Unsere Woche Maulkorb für den Karneval?

Moers · Bei der Kritik an der Hoppeditz-Rede in der KG Humorica, geht es nicht darum, politisch unliebsame Stimmen zum Schweigen zu bringen. Es geht um die karnevalistische Ehre!

Was darf Karneval? Frei nach Tucholsky möchte man antworten: "Alles." Ob indes Reiner Schmitz, seit fast 20 Jahren Hoppeditz in Diensten der Karnevalsgesellschaft Humorica, den deutschen Satiriker kennt, darf bezweifelt werden. Sonst hätte er zu seiner eigenen Rechtfertigung Sätze vorbringen können wie den: "Wenn einer bei uns einen guten politischen Witz macht, dann sitzt halb Deutschland auf dem Sofa und nimmt es übel." Oder den hier: "Wir müssen nun nicht immer gleich aufbegehren (,Schlächtermeister, wahret eure heiligsten Güter!'), wenn einer wirklich einmal einen guten Witz über uns reißt. Boshaft kann er sein, aber ehrlich soll er sein."

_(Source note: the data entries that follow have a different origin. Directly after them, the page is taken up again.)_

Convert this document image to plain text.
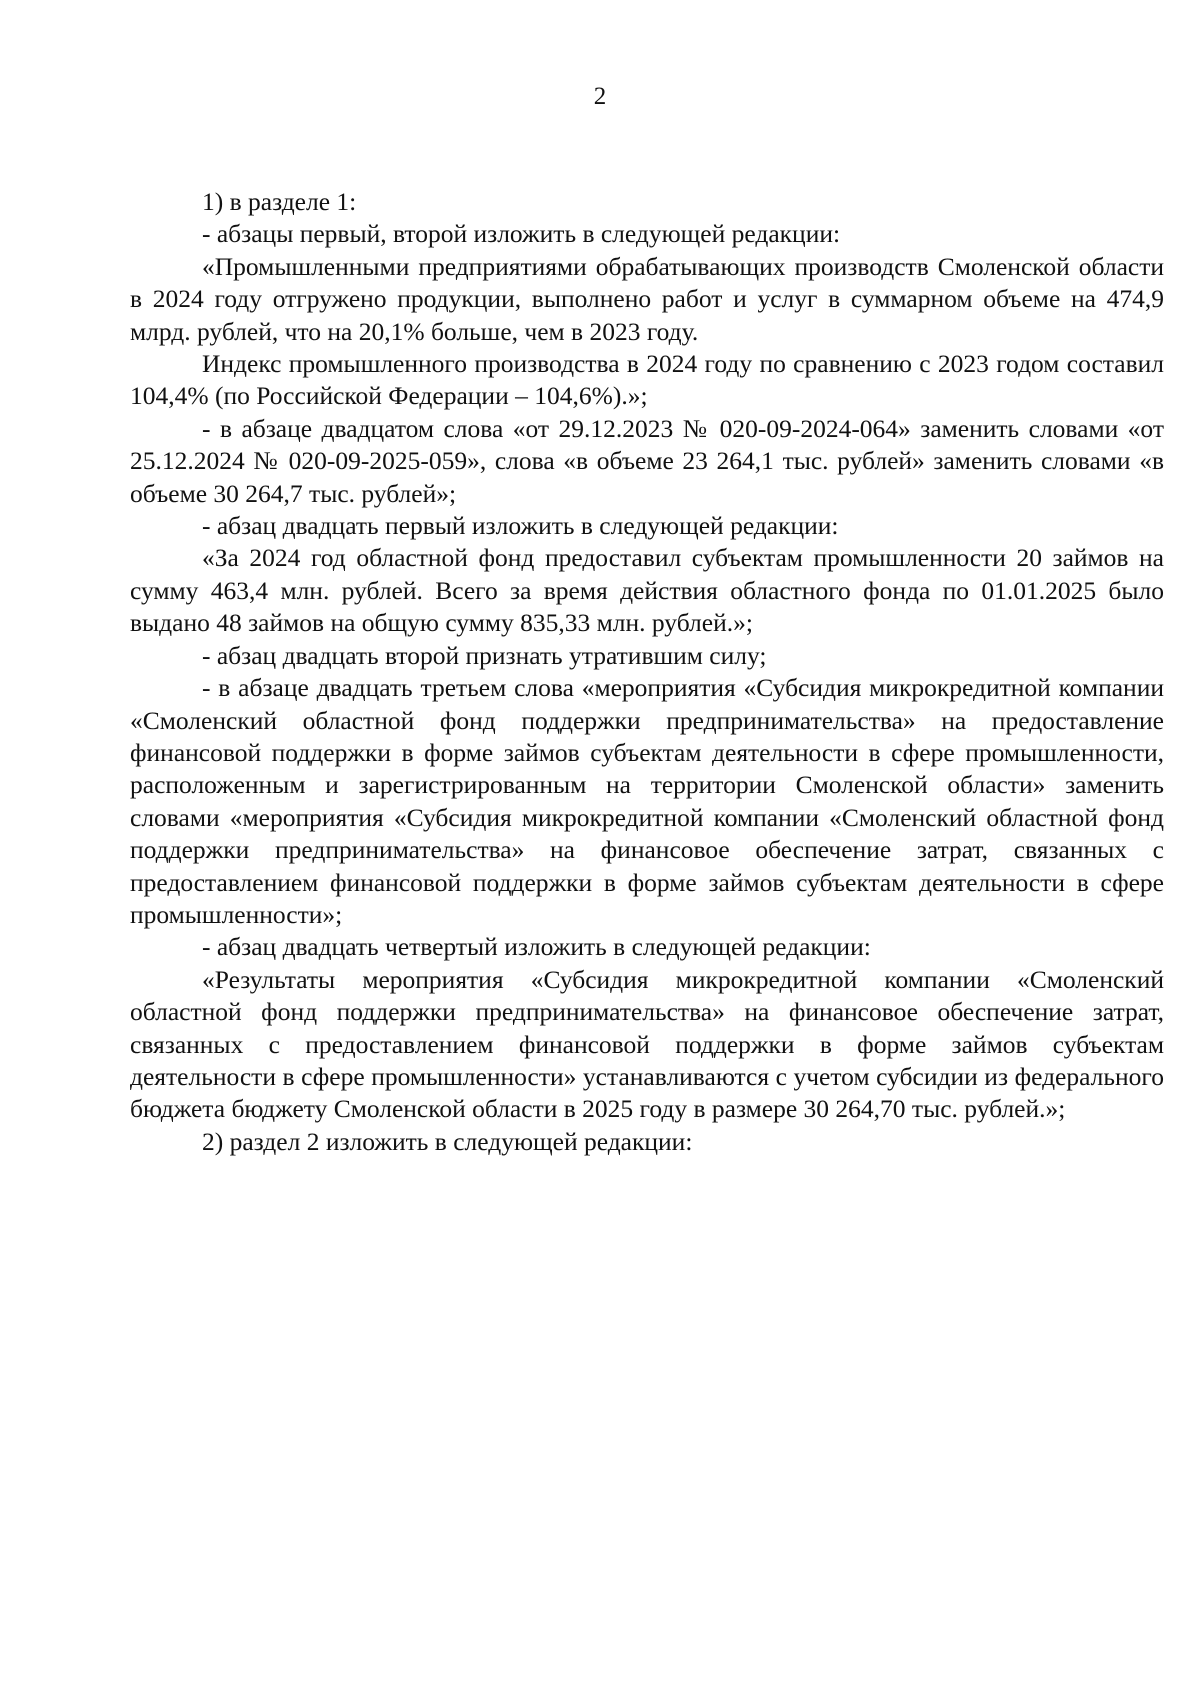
2

1) в разделе 1:

- абзацы первый, второй изложить в следующей редакции:

«Промышленными предприятиями обрабатывающих производств Смоленской области в 2024 году отгружено продукции, выполнено работ и услуг в суммарном объеме на 474,9 млрд. рублей, что на 20,1% больше, чем в 2023 году.

Индекс промышленного производства в 2024 году по сравнению с 2023 годом составил 104,4% (по Российской Федерации – 104,6%).»;

- в абзаце двадцатом слова «от 29.12.2023 № 020-09-2024-064» заменить словами «от 25.12.2024 № 020-09-2025-059», слова «в объеме 23 264,1 тыс. рублей» заменить словами «в объеме 30 264,7 тыс. рублей»;

- абзац двадцать первый изложить в следующей редакции:

«За 2024 год областной фонд предоставил субъектам промышленности 20 займов на сумму 463,4 млн. рублей. Всего за время действия областного фонда по 01.01.2025 было выдано 48 займов на общую сумму 835,33 млн. рублей.»;

- абзац двадцать второй признать утратившим силу;

- в абзаце двадцать третьем слова «мероприятия «Субсидия микрокредитной компании «Смоленский областной фонд поддержки предпринимательства» на предоставление финансовой поддержки в форме займов субъектам деятельности в сфере промышленности, расположенным и зарегистрированным на территории Смоленской области» заменить словами «мероприятия «Субсидия микрокредитной компании «Смоленский областной фонд поддержки предпринимательства» на финансовое обеспечение затрат, связанных с предоставлением финансовой поддержки в форме займов субъектам деятельности в сфере промышленности»;

- абзац двадцать четвертый изложить в следующей редакции:

«Результаты мероприятия «Субсидия микрокредитной компании «Смоленский областной фонд поддержки предпринимательства» на финансовое обеспечение затрат, связанных с предоставлением финансовой поддержки в форме займов субъектам деятельности в сфере промышленности» устанавливаются с учетом субсидии из федерального бюджета бюджету Смоленской области в 2025 году в размере 30 264,70 тыс. рублей.»;

2) раздел 2 изложить в следующей редакции:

So weit, so Tucholsky. Auf den aber wird sich Herr Schmitz nie und nimmer berufen können. Weder waren die Ausführungen über die "Asylanten" witzig, noch waren sie ehrlich. Dass in Deutschland, ausgelöst durch die Einwanderungswelle, "an jeder Ecke" Gefahren lauern sollen, ist hanebüchener Blödsinn und wird auch mit Verweis auf karnevalsübliche Übertreibungen weder wahrer noch lustiger. Und wie man dazu kommt, dem Tod eines Menschen, der im übrigen keineswegs mit einem Messer auf Polizisten "eingedroschen" hatte, karnevalistische Seiten abzugewinnen, entzieht sich komplett meiner Vorstellungskraft. Da ist man schlichtweg fassungslos. Wahrscheinlich ging es dem Hoppeditz an dieser Stelle auch gar nicht darum, sein Publikum auf den 11..11, einzustimmen. Er wollte einfach mal so seine politische Botschaft rausrotzen. Und da muss sich dann "erschossen" auf "verdroschen" reimen. Ob das fremdenfeindlich ist oder nicht, spielt keine Rolle: Es ist einfach eine atemberaubende Niveau-Unterschreitung.

So weit so schlecht. Verständlich, dass ein Mann wie Amar Azzoug, den 2011 übrigens der damalige Redaktionsleiter der Rheinischen Post vorgeschlagen hatte, den Schlossorden der Humorica nun zurückgibt. Ob das politisch klug ist, ist eine andere Frage. Denn er erweckt den Anschein, als gäbe es eine ernsthafte politische Position, gegen die man mit ebenso ernsthaften Schritten ein Zeichen setzen müsste.

Das ist aber nicht der Punkt. Schmitz war in den beanstandeten Passagen weder geistreich noch witzig, sondern offen polemisch. Das ist eine karnevalistische Todsünde.

Und deshalb sollte die Humorica sich nicht nur distanzieren, sondern auch in karnevalistisch angemessener Form reagieren. Mit einem Wagen beim Nelkensamstagszug. Motiv: Der Hoppeditz mit beiden Beinen im Fettnäpfchen!